Bir tarafta 22 yıldır girdiği tüm seçimleri kazanmış, 

Rehavete kapılmayan, 

“Durmak yok yola devam” mottosuyla hareket eden 

ve her seçim zaferinden sonra kadrolarını yenileyen bir siyasi parti. 

Diğer tarafta ise girdiği her seçimde yenilmiş, 

Başarısızlığın faturasını ödemeyen, 

Mehter takımı gibi iki ileri bir geri hareket eden 

Kadroları eskimiş 

13 seçim yenilgisine rağmen genel başkanını dahi değiştiremeyen başka bir parti. 

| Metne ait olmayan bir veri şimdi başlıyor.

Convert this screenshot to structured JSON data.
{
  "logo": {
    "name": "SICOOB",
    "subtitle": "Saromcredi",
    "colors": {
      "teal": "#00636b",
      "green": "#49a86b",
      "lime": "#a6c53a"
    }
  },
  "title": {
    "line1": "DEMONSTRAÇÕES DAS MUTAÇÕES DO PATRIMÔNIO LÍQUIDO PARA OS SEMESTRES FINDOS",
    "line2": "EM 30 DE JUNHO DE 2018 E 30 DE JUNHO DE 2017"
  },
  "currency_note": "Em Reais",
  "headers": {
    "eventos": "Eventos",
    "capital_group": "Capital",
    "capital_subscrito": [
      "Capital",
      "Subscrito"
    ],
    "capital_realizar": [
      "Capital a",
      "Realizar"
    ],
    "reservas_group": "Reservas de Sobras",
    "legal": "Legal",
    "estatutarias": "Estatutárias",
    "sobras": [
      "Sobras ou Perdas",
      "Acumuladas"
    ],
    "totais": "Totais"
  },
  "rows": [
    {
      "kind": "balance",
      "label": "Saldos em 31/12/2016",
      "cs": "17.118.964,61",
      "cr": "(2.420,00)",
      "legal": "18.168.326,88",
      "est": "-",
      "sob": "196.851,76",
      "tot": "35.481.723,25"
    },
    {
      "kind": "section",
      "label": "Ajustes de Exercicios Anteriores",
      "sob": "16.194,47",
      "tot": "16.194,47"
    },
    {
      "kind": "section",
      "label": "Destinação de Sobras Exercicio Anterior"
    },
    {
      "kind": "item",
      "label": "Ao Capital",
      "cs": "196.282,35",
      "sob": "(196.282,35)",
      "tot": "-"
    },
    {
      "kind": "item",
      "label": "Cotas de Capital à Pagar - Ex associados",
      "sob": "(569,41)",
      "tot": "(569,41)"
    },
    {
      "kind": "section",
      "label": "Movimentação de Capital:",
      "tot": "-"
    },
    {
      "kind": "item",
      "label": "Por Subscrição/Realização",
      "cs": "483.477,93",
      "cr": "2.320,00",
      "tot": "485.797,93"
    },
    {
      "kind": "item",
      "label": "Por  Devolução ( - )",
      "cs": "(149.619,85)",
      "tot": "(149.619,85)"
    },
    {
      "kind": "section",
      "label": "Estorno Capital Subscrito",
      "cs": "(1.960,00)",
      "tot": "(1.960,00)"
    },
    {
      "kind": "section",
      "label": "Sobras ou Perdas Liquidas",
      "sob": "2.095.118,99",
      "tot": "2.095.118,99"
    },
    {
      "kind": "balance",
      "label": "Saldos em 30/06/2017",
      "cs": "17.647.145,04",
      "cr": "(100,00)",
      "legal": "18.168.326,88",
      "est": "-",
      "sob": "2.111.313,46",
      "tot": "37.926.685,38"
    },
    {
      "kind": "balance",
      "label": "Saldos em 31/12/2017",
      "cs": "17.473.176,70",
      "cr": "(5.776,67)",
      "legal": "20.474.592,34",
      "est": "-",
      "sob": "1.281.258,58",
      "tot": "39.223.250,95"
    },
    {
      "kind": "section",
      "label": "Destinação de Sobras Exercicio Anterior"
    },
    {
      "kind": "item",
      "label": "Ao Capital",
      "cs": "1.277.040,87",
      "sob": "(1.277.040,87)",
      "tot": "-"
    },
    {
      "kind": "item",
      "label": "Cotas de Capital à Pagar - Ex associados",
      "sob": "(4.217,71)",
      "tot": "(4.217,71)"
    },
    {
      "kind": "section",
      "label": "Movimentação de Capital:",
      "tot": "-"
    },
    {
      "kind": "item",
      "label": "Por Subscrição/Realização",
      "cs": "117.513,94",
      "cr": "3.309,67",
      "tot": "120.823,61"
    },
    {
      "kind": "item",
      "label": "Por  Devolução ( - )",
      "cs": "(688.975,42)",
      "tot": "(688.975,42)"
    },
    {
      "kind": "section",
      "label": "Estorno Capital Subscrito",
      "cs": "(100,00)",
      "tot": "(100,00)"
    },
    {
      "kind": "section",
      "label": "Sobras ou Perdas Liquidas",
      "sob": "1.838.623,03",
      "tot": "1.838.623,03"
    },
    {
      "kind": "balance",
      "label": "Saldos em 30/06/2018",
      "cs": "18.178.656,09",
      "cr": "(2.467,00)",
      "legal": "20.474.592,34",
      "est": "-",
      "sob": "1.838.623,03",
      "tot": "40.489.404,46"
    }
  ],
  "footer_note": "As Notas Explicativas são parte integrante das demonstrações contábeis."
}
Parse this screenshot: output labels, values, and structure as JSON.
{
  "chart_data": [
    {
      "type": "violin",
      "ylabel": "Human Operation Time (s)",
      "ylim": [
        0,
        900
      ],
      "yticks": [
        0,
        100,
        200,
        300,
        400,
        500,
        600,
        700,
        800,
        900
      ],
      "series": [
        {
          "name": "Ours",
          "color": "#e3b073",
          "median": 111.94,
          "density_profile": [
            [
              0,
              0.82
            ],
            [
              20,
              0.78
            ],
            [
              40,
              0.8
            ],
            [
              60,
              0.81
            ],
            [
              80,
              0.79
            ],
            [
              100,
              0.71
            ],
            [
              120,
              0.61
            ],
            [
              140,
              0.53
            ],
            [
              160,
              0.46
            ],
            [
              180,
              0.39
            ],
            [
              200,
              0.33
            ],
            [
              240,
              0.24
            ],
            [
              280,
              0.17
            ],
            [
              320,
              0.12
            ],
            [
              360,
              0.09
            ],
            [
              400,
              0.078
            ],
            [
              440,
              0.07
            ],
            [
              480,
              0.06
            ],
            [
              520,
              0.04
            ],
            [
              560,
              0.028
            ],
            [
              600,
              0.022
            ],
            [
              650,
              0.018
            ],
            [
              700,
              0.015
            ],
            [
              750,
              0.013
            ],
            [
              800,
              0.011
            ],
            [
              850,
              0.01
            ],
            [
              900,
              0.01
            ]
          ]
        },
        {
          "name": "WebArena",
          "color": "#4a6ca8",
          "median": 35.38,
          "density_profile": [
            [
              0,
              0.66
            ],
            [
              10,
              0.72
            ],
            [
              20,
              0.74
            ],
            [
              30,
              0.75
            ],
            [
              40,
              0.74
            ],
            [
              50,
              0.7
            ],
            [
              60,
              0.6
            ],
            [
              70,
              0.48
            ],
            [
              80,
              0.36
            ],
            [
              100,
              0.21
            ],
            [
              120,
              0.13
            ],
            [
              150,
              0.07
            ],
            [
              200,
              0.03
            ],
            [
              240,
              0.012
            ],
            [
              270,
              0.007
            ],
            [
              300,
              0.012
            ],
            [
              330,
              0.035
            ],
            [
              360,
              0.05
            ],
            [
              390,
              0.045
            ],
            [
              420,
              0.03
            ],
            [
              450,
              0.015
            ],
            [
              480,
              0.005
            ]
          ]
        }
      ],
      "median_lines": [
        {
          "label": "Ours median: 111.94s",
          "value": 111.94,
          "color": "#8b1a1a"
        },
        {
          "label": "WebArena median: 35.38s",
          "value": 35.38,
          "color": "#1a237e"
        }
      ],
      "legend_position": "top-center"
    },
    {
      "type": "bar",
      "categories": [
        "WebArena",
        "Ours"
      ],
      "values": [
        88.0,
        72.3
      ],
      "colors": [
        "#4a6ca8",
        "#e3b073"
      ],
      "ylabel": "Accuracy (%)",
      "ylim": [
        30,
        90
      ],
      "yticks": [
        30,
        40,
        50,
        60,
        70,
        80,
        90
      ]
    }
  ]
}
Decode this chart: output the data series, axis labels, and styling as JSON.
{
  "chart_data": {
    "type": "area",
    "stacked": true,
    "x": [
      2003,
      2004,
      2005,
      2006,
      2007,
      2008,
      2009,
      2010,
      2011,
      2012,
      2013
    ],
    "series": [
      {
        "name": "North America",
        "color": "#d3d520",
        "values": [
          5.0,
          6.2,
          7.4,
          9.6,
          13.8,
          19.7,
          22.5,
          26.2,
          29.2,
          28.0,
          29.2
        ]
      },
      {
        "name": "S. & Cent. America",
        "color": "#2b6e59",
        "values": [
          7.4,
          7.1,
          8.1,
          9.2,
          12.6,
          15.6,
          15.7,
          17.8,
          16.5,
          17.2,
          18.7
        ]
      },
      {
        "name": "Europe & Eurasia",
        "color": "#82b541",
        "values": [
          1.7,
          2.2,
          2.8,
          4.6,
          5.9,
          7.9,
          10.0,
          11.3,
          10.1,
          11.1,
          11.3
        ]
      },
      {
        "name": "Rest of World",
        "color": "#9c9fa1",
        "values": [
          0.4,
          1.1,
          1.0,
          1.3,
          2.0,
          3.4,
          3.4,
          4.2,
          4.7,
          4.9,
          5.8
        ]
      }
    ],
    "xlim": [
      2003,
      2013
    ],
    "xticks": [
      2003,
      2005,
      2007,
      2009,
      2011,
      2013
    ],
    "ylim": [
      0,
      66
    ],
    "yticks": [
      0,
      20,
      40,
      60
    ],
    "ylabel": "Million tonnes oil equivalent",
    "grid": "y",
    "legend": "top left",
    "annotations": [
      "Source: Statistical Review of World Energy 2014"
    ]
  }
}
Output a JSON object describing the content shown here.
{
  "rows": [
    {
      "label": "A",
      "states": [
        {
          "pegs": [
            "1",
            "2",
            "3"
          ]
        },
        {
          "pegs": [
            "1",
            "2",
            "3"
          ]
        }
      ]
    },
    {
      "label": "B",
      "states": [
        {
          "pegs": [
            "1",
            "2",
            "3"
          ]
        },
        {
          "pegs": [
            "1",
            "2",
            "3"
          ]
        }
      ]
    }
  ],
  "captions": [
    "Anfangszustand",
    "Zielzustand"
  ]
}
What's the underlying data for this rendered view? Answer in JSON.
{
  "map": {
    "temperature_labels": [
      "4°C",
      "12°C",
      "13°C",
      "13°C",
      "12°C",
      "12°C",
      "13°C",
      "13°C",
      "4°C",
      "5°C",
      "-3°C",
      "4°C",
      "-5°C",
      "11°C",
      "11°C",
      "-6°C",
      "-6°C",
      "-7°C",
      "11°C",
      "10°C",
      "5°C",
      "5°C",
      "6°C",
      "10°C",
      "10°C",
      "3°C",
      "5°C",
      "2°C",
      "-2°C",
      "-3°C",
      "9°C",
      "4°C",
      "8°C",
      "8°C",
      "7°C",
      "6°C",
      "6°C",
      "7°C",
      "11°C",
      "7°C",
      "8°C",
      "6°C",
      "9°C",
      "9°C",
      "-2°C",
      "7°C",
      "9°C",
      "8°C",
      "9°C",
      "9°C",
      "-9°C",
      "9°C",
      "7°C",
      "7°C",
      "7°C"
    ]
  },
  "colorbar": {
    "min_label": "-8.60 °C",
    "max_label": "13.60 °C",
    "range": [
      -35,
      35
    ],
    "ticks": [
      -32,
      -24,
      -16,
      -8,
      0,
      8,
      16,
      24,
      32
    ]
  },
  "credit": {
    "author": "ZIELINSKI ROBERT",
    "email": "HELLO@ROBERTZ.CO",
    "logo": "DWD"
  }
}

Sonda söyleyeceğimi o nedenle en başta söyledim. 

Ve yazıya da işin sırrı tam da burada gizli diye başladım. 

CHP’de “Demokrat dede” ile “zoomcu Ekrem’in” çekişmesi sürerken, 

Değişim çığlıkları CHP koridorlarını inletirken 

Ve Kılıçdaroğlu “ben Kemal gitmiyorum” şarkısını söylerken 

AK Parti’de değişim meşalesi çoktan yandı bile. 

Üstelik kazanılmış son seçim zaferine rağmen. 

CHP, “değişim değişim” diye Türkiye’nin gündemini meşgul ededursun, 

1 inciliklere ambargo koyan AK Parti’de değişim çoktan başladı bile. 

Bombanın büyüğü ise ekim ayında patlayacak. 

7 Ekim tarihinde yapılacak AK Parti Olağan Kongresinde genel merkez yöneticilerinin yarıdan fazlası değişecek. 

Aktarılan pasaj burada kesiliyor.